The firm began a decade ago as New Residential Investment Corp. and held mortgage-related assets accumulated by private equity giant Fortress Investment Group, which was betting on subprime lending and real estate after the 2008 financial crisis. Fortress hired Nierenberg to help manage the effort. 

Once co-head of US mortgage trading at Bear Stearns, he was running Bank of America Corp.’s global mortgage and securitized products business by 2013 — at the time, the largest underwriter of repackaged slices of US government-backed mortgage bonds.

From its early days, even before Nierenberg’s tenure, the REIT dabbled outside of mortgages. In 2013, it co-invested in a $3.9 billion portfolio of consumer loans originated through HSBC Finance Corp.
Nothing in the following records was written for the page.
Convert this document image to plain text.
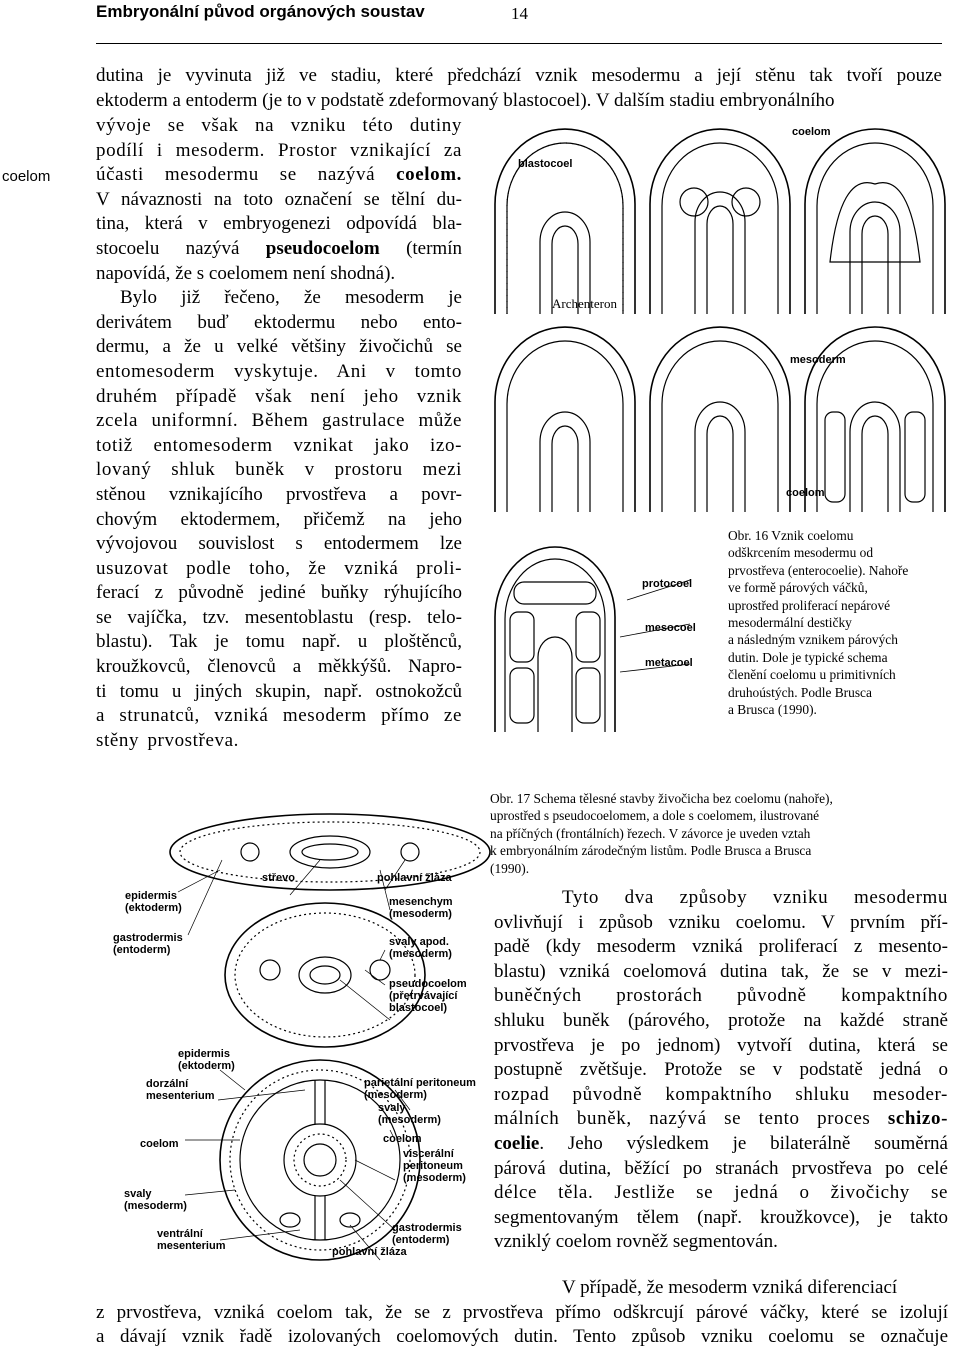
Embryonální původ orgánových soustav	14
coelom

dutina je vyvinuta již ve stadiu, které předchází vznik mesodermu a její stěnu tak tvoří pouze

ektoderm a entoderm (je to v podstatě zdeformovaný blastocoel). V dalším stadiu embryonálního

vývoje se však na vzniku této dutiny

podílí i mesoderm. Prostor vznikající za

účasti mesodermu se nazývá coelom.

V návaznosti na toto označení se tělní du-

tina, která v embryogenezi odpovídá bla-

stocoelu nazývá pseudocoelom (termín

napovídá, že s coelomem není shodná).

Bylo již řečeno, že mesoderm je

derivátem buď ektodermu nebo ento-

dermu, a že u velké většiny živočichů se

entomesoderm vyskytuje. Ani v tomto

druhém případě však není jeho vznik

zcela uniformní. Během gastrulace může

totiž entomesoderm vznikat jako izo-

lovaný shluk buněk v prostoru mezi

stěnou vznikajícího prvostřeva a povr-

chovým ektodermem, přičemž na jeho

vývojovou souvislost s entodermem lze

usuzovat podle toho, že vzniká proli-

ferací z původně jediné buňky rýhujícího

se vajíčka, tzv. mesentoblastu (resp. telo-

blastu). Tak je tomu např. u ploštěnců,

kroužkovců, členovců a měkkýšů. Napro-

ti tomu u jiných skupin, např. ostnokožců

a strunatců, vzniká mesoderm přímo ze

stěny prvostřeva.

coelom
blastocoel
Archenteron
mesoderm
coelom
protocoel
mesocoel
metacoel

Obr. 16 Vznik coelomu

odškrcením mesodermu od

prvostřeva (enterocoelie). Nahoře

ve formě párových váčků,

uprostřed proliferací nepárové

mesodermální destičky

a následným vznikem párových

dutin. Dole je typické schema

členění coelomu u primitivních

druhoústých. Podle Brusca

a Brusca (1990).

střevo	pohlavní žláza
epidermis
(ektoderm)	mesenchym
(mesoderm)
gastrodermis
(entoderm)
svaly apod.
(mesoderm)
pseudocoelom
(přetrvávající
blastocoel)
epidermis
(ektoderm)
dorzální
mesenterium
parietální peritoneum
(mesoderm)
svaly
(mesoderm)
coelom
coelom
viscerální
peritoneum
(mesoderm)
svaly
(mesoderm)
gastrodermis
(entoderm)
ventrální
mesenterium	pohlavní žláza

Obr. 17 Schema tělesné stavby živočicha bez coelomu (nahoře),

uprostřed s pseudocoelomem, a dole s coelomem, ilustrované

na příčných (frontálních) řezech. V závorce je uveden vztah

k embryonálním zárodečným listům. Podle Brusca a Brusca

(1990).

Tyto dva způsoby vzniku mesodermu

ovlivňují i způsob vzniku coelomu. V prvním pří-

padě (kdy mesoderm vzniká proliferací z mesento-

blastu) vzniká coelomová dutina tak, že se v mezi-

buněčných prostorách původně kompaktního

shluku buněk (párového, protože na každé straně

prvostřeva je po jednom) vytvoří dutina, která se

postupně zvětšuje. Protože se v podstatě jedná o

rozpad původně kompaktního shluku mesoder-

málních buněk, nazývá se tento proces schizo-

coelie. Jeho výsledkem je bilaterálně souměrná

párová dutina, běžící po stranách prvostřeva po celé

délce těla. Jestliže se jedná o živočichy se

segmentovaným tělem (např. kroužkovce), je takto

vzniklý coelom rovněž segmentován.

V případě, že mesoderm vzniká diferenciací

z prvostřeva, vzniká coelom tak, že se z prvostřeva přímo odškrcují párové váčky, které se izolují

a dávají vznik řadě izolovaných coelomových dutin. Tento způsob vzniku coelomu se označuje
In 2017, the firm was part of a consortium that agreed to buy loans from financial services platform Prosper. 

But the firm’s ties to Fortress crimped its ambitions, especially to raise capital outside the stock market, Nierenberg said. New Residential re-branded to Rithm and paid the private equity firm $400 million to step aside last year. 

Bigger Ambitions

Since then, Rithm’s ambitions have expanded beyond real estate into structured credit and direct lending — especially as banks face tightening regulations.
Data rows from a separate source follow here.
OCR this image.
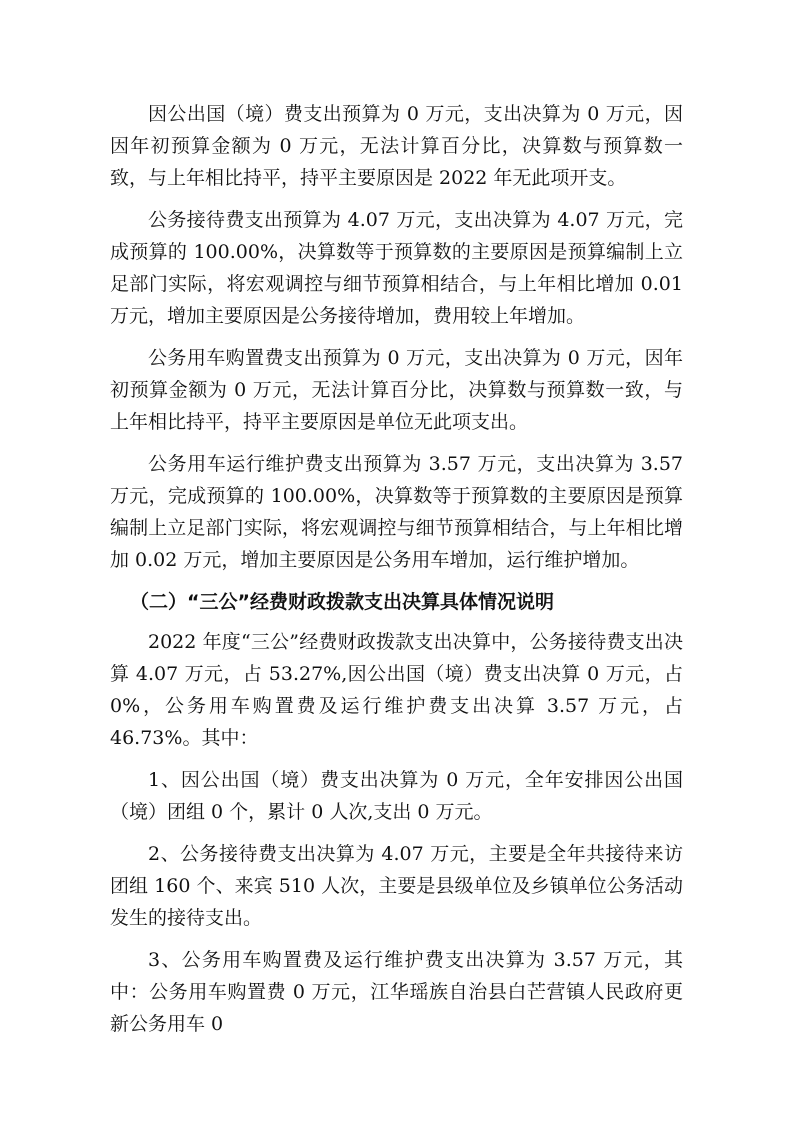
因公出国（境）费支出预算为 0 万元，支出决算为 0 万元，因因年初预算金额为 0 万元，无法计算百分比，决算数与预算数一致，与上年相比持平，持平主要原因是 2022 年无此项开支。

公务接待费支出预算为 4.07 万元，支出决算为 4.07 万元，完成预算的 100.00%，决算数等于预算数的主要原因是预算编制上立足部门实际，将宏观调控与细节预算相结合，与上年相比增加 0.01 万元，增加主要原因是公务接待增加，费用较上年增加。

公务用车购置费支出预算为 0 万元，支出决算为 0 万元，因年初预算金额为 0 万元，无法计算百分比，决算数与预算数一致，与上年相比持平，持平主要原因是单位无此项支出。

公务用车运行维护费支出预算为 3.57 万元，支出决算为 3.57 万元，完成预算的 100.00%，决算数等于预算数的主要原因是预算编制上立足部门实际，将宏观调控与细节预算相结合，与上年相比增加 0.02 万元，增加主要原因是公务用车增加，运行维护增加。

（二）“三公”经费财政拨款支出决算具体情况说明

2022 年度“三公”经费财政拨款支出决算中，公务接待费支出决算 4.07 万元，占 53.27%,因公出国（境）费支出决算 0 万元，占 0%，公务用车购置费及运行维护费支出决算 3.57 万元，占 46.73%。其中：

1、因公出国（境）费支出决算为 0 万元，全年安排因公出国（境）团组 0 个，累计 0 人次,支出 0 万元。

2、公务接待费支出决算为 4.07 万元，主要是全年共接待来访团组 160 个、来宾 510 人次，主要是县级单位及乡镇单位公务活动发生的接待支出。

3、公务用车购置费及运行维护费支出决算为 3.57 万元，其中：公务用车购置费 0 万元，江华瑶族自治县白芒营镇人民政府更新公务用车 0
“Once you’re labeled as a REIT or a mortgage company, you’re going to trade like a REIT or a mortgage company,” Nierenberg said. “So we’re trying to change that narrative a bit, and I think this acquisition should help us a ton.”
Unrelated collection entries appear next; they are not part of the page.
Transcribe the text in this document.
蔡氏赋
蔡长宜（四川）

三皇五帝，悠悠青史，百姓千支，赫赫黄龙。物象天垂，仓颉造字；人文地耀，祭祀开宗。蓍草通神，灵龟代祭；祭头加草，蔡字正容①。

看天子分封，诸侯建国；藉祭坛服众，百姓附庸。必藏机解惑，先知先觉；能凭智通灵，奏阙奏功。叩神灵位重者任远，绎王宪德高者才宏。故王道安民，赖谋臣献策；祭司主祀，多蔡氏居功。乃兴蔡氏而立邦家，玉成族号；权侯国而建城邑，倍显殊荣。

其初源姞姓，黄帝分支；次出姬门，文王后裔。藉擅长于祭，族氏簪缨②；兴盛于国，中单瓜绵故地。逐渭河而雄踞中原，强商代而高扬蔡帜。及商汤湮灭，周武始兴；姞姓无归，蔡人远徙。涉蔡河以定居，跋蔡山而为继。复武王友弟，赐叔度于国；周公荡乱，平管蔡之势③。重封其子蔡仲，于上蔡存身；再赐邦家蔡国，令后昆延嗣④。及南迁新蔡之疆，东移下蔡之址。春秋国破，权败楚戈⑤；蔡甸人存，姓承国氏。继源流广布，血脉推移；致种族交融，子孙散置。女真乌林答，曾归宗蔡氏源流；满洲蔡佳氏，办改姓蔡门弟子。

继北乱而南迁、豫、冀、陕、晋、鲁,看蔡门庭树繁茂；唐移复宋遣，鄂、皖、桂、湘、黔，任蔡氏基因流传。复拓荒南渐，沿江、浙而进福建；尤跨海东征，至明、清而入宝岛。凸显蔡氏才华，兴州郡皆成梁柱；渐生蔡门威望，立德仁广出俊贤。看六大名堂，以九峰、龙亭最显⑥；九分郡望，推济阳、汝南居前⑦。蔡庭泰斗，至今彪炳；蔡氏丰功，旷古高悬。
Rithm’s 70-odd corporate staffers work out of an office near New York’s Union Square. As of Dec. 31, 5,800 were employed across its network of operating companies, which include mortgage lenders, a business lender, a single-family rental company and a commercial real estate investment firm. 

The firm hasn’t gotten enough credit for generating a more than 7% return over the past year and keeping a stable dividend while operating with less leverage than some other REITs, according to a recent note from BTIG analysts Eric Hagen and Jake Katsikas, who maintain a buy rating the stock.

Whatever its ambitions, mortgages — and mortgage servicing — remain at the heart of Rithm’s business, according to Ben Elliott, an analyst for Bloomberg Intelligence. Mortgage servicing makes up 47% of Rithm’s investment portfolio.

“They’ve purchased a minuscule asset manager, and they have a gigantic mortgage servicing portfolio, so fundamentally, the company is the same today as when this deal closes” in the fourth quarter, Elliott said. “This is for sure just a baby step.”